Being trans should be a personal or social identity, not a psychiatric one. Indeed, for many transgender rights advocates, a category of gender dysphoria makes no more sense than having a category of mobility dysphoria for someone distressed by a lifelong need for a wheelchair, or African-American dysphoria for people who experience emotional distress associated with discrimination against them as minorities.
“Gender dysphoria” also puts the responsibility on trans people for their suffering, and not on the social and moral environment that stigmatizes them. According to the National Center for Transgender Equality, about half of all people who identified as, or were perceived to be, transgender while still in school (K-12) report being verbally harassed, and nearly a quarter report being physically assaulted because they were transgender. More than a third of all transgender individuals have attempted suicide at least once. Civil rights protections for trans people will be at even greater risk if, as has been widely reported, the Trump administration seeks to define sex under Title IX as either male or female and as unchangeable.
The conservative reaction to gender nonconformity is that it is a violation of nature, but many biologists and anthropologists disagree. While reproduction occurs between males and females, there is nothing natural about limiting all sexual behavior to male-female pairs or all gender identities to male and female. Between 1 percent and 2 percent of all human births qualify as intersex and, in fact, many societies have multiple genders and do not presume they are psychiatric or physical disorders at all. The hijras in India are neither male nor female — though most were born with male genitalia — and are generally revered. In Indonesia, on the island of Sulawesi, there are three sexes and five genders. In Polynesia, the mahu are also neither male nor female, and traditionally they engage in sex with both men and women, without any sort of sexual stigma. In North America, the Navajo believed that intersex people were divinely blessed and essential to society.

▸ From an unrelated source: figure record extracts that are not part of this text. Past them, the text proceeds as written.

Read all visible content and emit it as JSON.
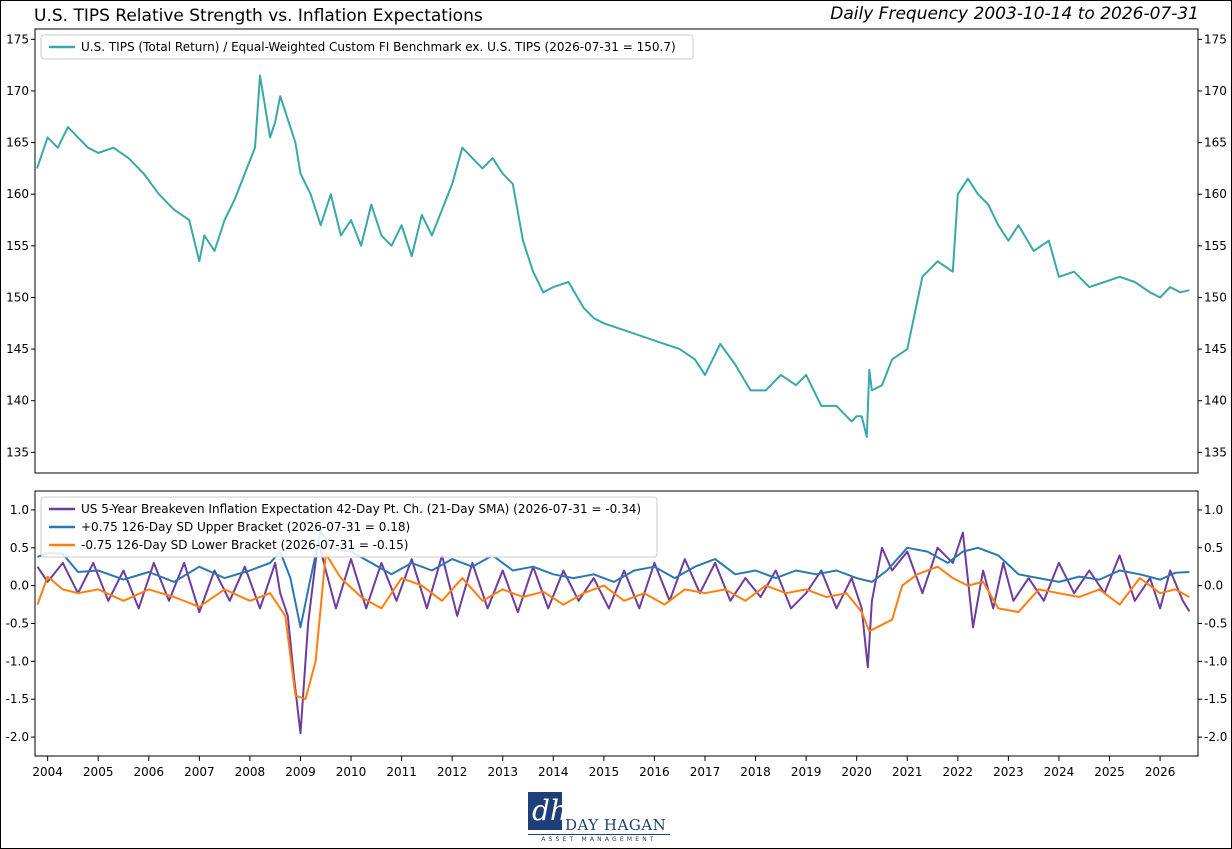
{
  "header": {
    "title": "U.S. TIPS Relative Strength vs. Inflation Expectations",
    "frequency": "Daily Frequency 2003-10-14 to 2026-07-31"
  },
  "logo": {
    "name": "DAY HAGAN",
    "sub": "ASSET MANAGEMENT",
    "mark": "dh"
  },
  "chart_data": [
    {
      "type": "line",
      "ylim": [
        133,
        176
      ],
      "xlim": [
        2003.75,
        2026.75
      ],
      "y_ticks": [
        135,
        140,
        145,
        150,
        155,
        160,
        165,
        170,
        175
      ],
      "y_tick_labels": [
        "135",
        "140",
        "145",
        "150",
        "155",
        "160",
        "165",
        "170",
        "175"
      ],
      "legend_location": "upper-left",
      "colors": {
        "tips": "#3aa8a8"
      },
      "series": [
        {
          "name": "U.S. TIPS (Total Return) / Equal-Weighted Custom FI Benchmark ex. U.S. TIPS (2026-07-31 = 150.7)",
          "x": [
            2003.79,
            2004.0,
            2004.2,
            2004.4,
            2004.6,
            2004.8,
            2005.0,
            2005.3,
            2005.6,
            2005.9,
            2006.2,
            2006.5,
            2006.8,
            2007.0,
            2007.1,
            2007.3,
            2007.5,
            2007.7,
            2007.9,
            2008.1,
            2008.2,
            2008.4,
            2008.5,
            2008.6,
            2008.7,
            2008.9,
            2009.0,
            2009.2,
            2009.4,
            2009.6,
            2009.8,
            2010.0,
            2010.2,
            2010.4,
            2010.6,
            2010.8,
            2011.0,
            2011.2,
            2011.4,
            2011.6,
            2011.8,
            2012.0,
            2012.2,
            2012.4,
            2012.6,
            2012.8,
            2013.0,
            2013.2,
            2013.4,
            2013.6,
            2013.8,
            2014.0,
            2014.3,
            2014.6,
            2014.8,
            2015.0,
            2015.3,
            2015.6,
            2015.9,
            2016.2,
            2016.5,
            2016.8,
            2017.0,
            2017.3,
            2017.6,
            2017.9,
            2018.2,
            2018.5,
            2018.8,
            2019.0,
            2019.3,
            2019.6,
            2019.9,
            2020.0,
            2020.1,
            2020.2,
            2020.25,
            2020.3,
            2020.5,
            2020.7,
            2021.0,
            2021.3,
            2021.6,
            2021.9,
            2022.0,
            2022.2,
            2022.4,
            2022.6,
            2022.8,
            2023.0,
            2023.2,
            2023.5,
            2023.8,
            2024.0,
            2024.3,
            2024.6,
            2024.9,
            2025.2,
            2025.5,
            2025.8,
            2026.0,
            2026.2,
            2026.4,
            2026.58
          ],
          "y": [
            162.5,
            165.5,
            164.5,
            166.5,
            165.5,
            164.5,
            164.0,
            164.5,
            163.5,
            162.0,
            160.0,
            158.5,
            157.5,
            153.5,
            156.0,
            154.5,
            157.5,
            159.5,
            162.0,
            164.5,
            171.5,
            165.5,
            167.0,
            169.5,
            168.0,
            165.0,
            162.0,
            160.0,
            157.0,
            160.0,
            156.0,
            157.5,
            155.0,
            159.0,
            156.0,
            155.0,
            157.0,
            154.0,
            158.0,
            156.0,
            158.5,
            161.0,
            164.5,
            163.5,
            162.5,
            163.5,
            162.0,
            161.0,
            155.5,
            152.5,
            150.5,
            151.0,
            151.5,
            149.0,
            148.0,
            147.5,
            147.0,
            146.5,
            146.0,
            145.5,
            145.0,
            144.0,
            142.5,
            145.5,
            143.5,
            141.0,
            141.0,
            142.5,
            141.5,
            142.5,
            139.5,
            139.5,
            138.0,
            138.5,
            138.5,
            136.5,
            143.0,
            141.0,
            141.5,
            144.0,
            145.0,
            152.0,
            153.5,
            152.5,
            160.0,
            161.5,
            160.0,
            159.0,
            157.0,
            155.5,
            157.0,
            154.5,
            155.5,
            152.0,
            152.5,
            151.0,
            151.5,
            152.0,
            151.5,
            150.5,
            150.0,
            151.0,
            150.5,
            150.7
          ]
        }
      ]
    },
    {
      "type": "line",
      "ylim": [
        -2.25,
        1.25
      ],
      "xlim": [
        2003.75,
        2026.75
      ],
      "y_ticks": [
        -2.0,
        -1.5,
        -1.0,
        -0.5,
        0.0,
        0.5,
        1.0
      ],
      "y_tick_labels": [
        "-2.0",
        "-1.5",
        "-1.0",
        "-0.5",
        "0.0",
        "0.5",
        "1.0"
      ],
      "x_ticks": [
        2004,
        2005,
        2006,
        2007,
        2008,
        2009,
        2010,
        2011,
        2012,
        2013,
        2014,
        2015,
        2016,
        2017,
        2018,
        2019,
        2020,
        2021,
        2022,
        2023,
        2024,
        2025,
        2026
      ],
      "x_tick_labels": [
        "2004",
        "2005",
        "2006",
        "2007",
        "2008",
        "2009",
        "2010",
        "2011",
        "2012",
        "2013",
        "2014",
        "2015",
        "2016",
        "2017",
        "2018",
        "2019",
        "2020",
        "2021",
        "2022",
        "2023",
        "2024",
        "2025",
        "2026"
      ],
      "legend_location": "upper-left",
      "colors": {
        "breakeven": "#6f3c9e",
        "upper": "#2a77b4",
        "lower": "#ff7f0e"
      },
      "series": [
        {
          "name": "US 5-Year Breakeven Inflation Expectation 42-Day Pt. Ch. (21-Day SMA) (2026-07-31 = -0.34)",
          "x": [
            2003.8,
            2004.0,
            2004.3,
            2004.6,
            2004.9,
            2005.2,
            2005.5,
            2005.8,
            2006.1,
            2006.4,
            2006.7,
            2007.0,
            2007.3,
            2007.6,
            2007.9,
            2008.2,
            2008.5,
            2008.6,
            2008.75,
            2008.87,
            2009.0,
            2009.15,
            2009.35,
            2009.5,
            2009.7,
            2010.0,
            2010.3,
            2010.6,
            2010.9,
            2011.2,
            2011.5,
            2011.8,
            2012.1,
            2012.4,
            2012.7,
            2013.0,
            2013.3,
            2013.6,
            2013.9,
            2014.2,
            2014.5,
            2014.8,
            2015.1,
            2015.4,
            2015.7,
            2016.0,
            2016.3,
            2016.6,
            2016.9,
            2017.2,
            2017.5,
            2017.8,
            2018.1,
            2018.4,
            2018.7,
            2019.0,
            2019.3,
            2019.6,
            2019.9,
            2020.0,
            2020.1,
            2020.22,
            2020.3,
            2020.5,
            2020.7,
            2021.0,
            2021.3,
            2021.6,
            2021.9,
            2022.1,
            2022.3,
            2022.5,
            2022.7,
            2022.9,
            2023.1,
            2023.4,
            2023.7,
            2024.0,
            2024.3,
            2024.6,
            2024.9,
            2025.2,
            2025.5,
            2025.8,
            2026.0,
            2026.2,
            2026.45,
            2026.58
          ],
          "y": [
            0.25,
            0.05,
            0.3,
            -0.1,
            0.3,
            -0.2,
            0.2,
            -0.3,
            0.3,
            -0.2,
            0.3,
            -0.35,
            0.2,
            -0.2,
            0.25,
            -0.3,
            0.3,
            -0.1,
            -0.4,
            -1.2,
            -1.95,
            -0.5,
            0.6,
            0.2,
            -0.3,
            0.35,
            -0.3,
            0.3,
            -0.2,
            0.35,
            -0.3,
            0.4,
            -0.4,
            0.3,
            -0.3,
            0.2,
            -0.35,
            0.25,
            -0.3,
            0.2,
            -0.2,
            0.1,
            -0.3,
            0.2,
            -0.3,
            0.3,
            -0.2,
            0.35,
            -0.1,
            0.3,
            -0.2,
            0.1,
            -0.15,
            0.2,
            -0.3,
            -0.1,
            0.2,
            -0.3,
            0.1,
            -0.1,
            -0.3,
            -1.08,
            -0.2,
            0.5,
            0.2,
            0.45,
            -0.1,
            0.5,
            0.3,
            0.7,
            -0.55,
            0.2,
            -0.3,
            0.3,
            -0.2,
            0.1,
            -0.2,
            0.3,
            -0.1,
            0.2,
            -0.1,
            0.4,
            -0.2,
            0.1,
            -0.3,
            0.2,
            -0.2,
            -0.34
          ]
        },
        {
          "name": "+0.75 126-Day SD Upper Bracket (2026-07-31 = 0.18)",
          "x": [
            2003.8,
            2004.0,
            2004.3,
            2004.6,
            2005.0,
            2005.5,
            2006.0,
            2006.5,
            2007.0,
            2007.5,
            2008.0,
            2008.4,
            2008.6,
            2008.8,
            2009.0,
            2009.2,
            2009.4,
            2009.6,
            2010.0,
            2010.4,
            2010.8,
            2011.2,
            2011.6,
            2012.0,
            2012.4,
            2012.8,
            2013.2,
            2013.6,
            2014.0,
            2014.4,
            2014.8,
            2015.2,
            2015.6,
            2016.0,
            2016.4,
            2016.8,
            2017.2,
            2017.6,
            2018.0,
            2018.4,
            2018.8,
            2019.2,
            2019.6,
            2020.0,
            2020.3,
            2020.6,
            2021.0,
            2021.4,
            2021.8,
            2022.1,
            2022.4,
            2022.8,
            2023.2,
            2023.6,
            2024.0,
            2024.4,
            2024.8,
            2025.2,
            2025.6,
            2026.0,
            2026.3,
            2026.58
          ],
          "y": [
            0.38,
            0.43,
            0.42,
            0.18,
            0.2,
            0.08,
            0.18,
            0.05,
            0.25,
            0.1,
            0.2,
            0.3,
            0.45,
            0.1,
            -0.55,
            0.1,
            0.72,
            0.5,
            0.45,
            0.3,
            0.15,
            0.3,
            0.2,
            0.35,
            0.25,
            0.4,
            0.2,
            0.25,
            0.15,
            0.1,
            0.15,
            0.05,
            0.2,
            0.25,
            0.1,
            0.25,
            0.35,
            0.15,
            0.2,
            0.1,
            0.2,
            0.15,
            0.2,
            0.1,
            0.05,
            0.2,
            0.5,
            0.45,
            0.3,
            0.45,
            0.5,
            0.4,
            0.15,
            0.1,
            0.05,
            0.12,
            0.08,
            0.2,
            0.15,
            0.08,
            0.17,
            0.18
          ]
        },
        {
          "name": "-0.75 126-Day SD Lower Bracket (2026-07-31 = -0.15)",
          "x": [
            2003.8,
            2004.0,
            2004.3,
            2004.6,
            2005.0,
            2005.5,
            2006.0,
            2006.5,
            2007.0,
            2007.5,
            2008.0,
            2008.4,
            2008.7,
            2008.9,
            2009.1,
            2009.3,
            2009.5,
            2009.8,
            2010.2,
            2010.6,
            2011.0,
            2011.4,
            2011.8,
            2012.2,
            2012.6,
            2013.0,
            2013.4,
            2013.8,
            2014.2,
            2014.6,
            2015.0,
            2015.4,
            2015.8,
            2016.2,
            2016.6,
            2017.0,
            2017.4,
            2017.8,
            2018.2,
            2018.6,
            2019.0,
            2019.4,
            2019.8,
            2020.1,
            2020.25,
            2020.4,
            2020.7,
            2020.9,
            2021.2,
            2021.6,
            2021.9,
            2022.2,
            2022.5,
            2022.8,
            2023.2,
            2023.6,
            2024.0,
            2024.4,
            2024.8,
            2025.2,
            2025.6,
            2026.0,
            2026.3,
            2026.58
          ],
          "y": [
            -0.25,
            0.12,
            -0.05,
            -0.1,
            -0.05,
            -0.2,
            -0.05,
            -0.15,
            -0.28,
            -0.05,
            -0.2,
            -0.1,
            -0.4,
            -1.45,
            -1.5,
            -1.0,
            0.42,
            0.1,
            -0.15,
            -0.3,
            0.1,
            0.0,
            -0.2,
            0.1,
            -0.2,
            -0.05,
            -0.15,
            -0.08,
            -0.25,
            -0.1,
            0.0,
            -0.2,
            -0.1,
            -0.25,
            -0.05,
            -0.1,
            -0.05,
            -0.2,
            0.0,
            -0.1,
            -0.05,
            -0.15,
            -0.1,
            -0.35,
            -0.6,
            -0.55,
            -0.45,
            0.0,
            0.15,
            0.25,
            0.1,
            0.0,
            0.05,
            -0.3,
            -0.35,
            -0.05,
            -0.1,
            -0.15,
            -0.05,
            -0.25,
            0.1,
            -0.1,
            -0.05,
            -0.15
          ]
        }
      ]
    }
  ]
}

Without them, as a Navajo interviewee told the early anthropologist W.W. Hill in 1935, it “will be the end of the Navajo.” Our sexual lives and identities are determined not by our genes but by our cultures.
The D.S.M. is also a product of culture that reflects the values of its authors. If the American Psychiatric Association truly believes that gender nonconformity is not a mental illness, it should follow the W.H.O. Psychiatrists will still have all the billable insurance codes they need to provide care, and transgender people will be able to carry on with their lives, suffering if they must from the same things that everyone else suffers from, but at least with one fewer burden.
Roy Richard Grinker is a professor of anthropology at George Washington University. His book about stigma and mental illness is forthcoming.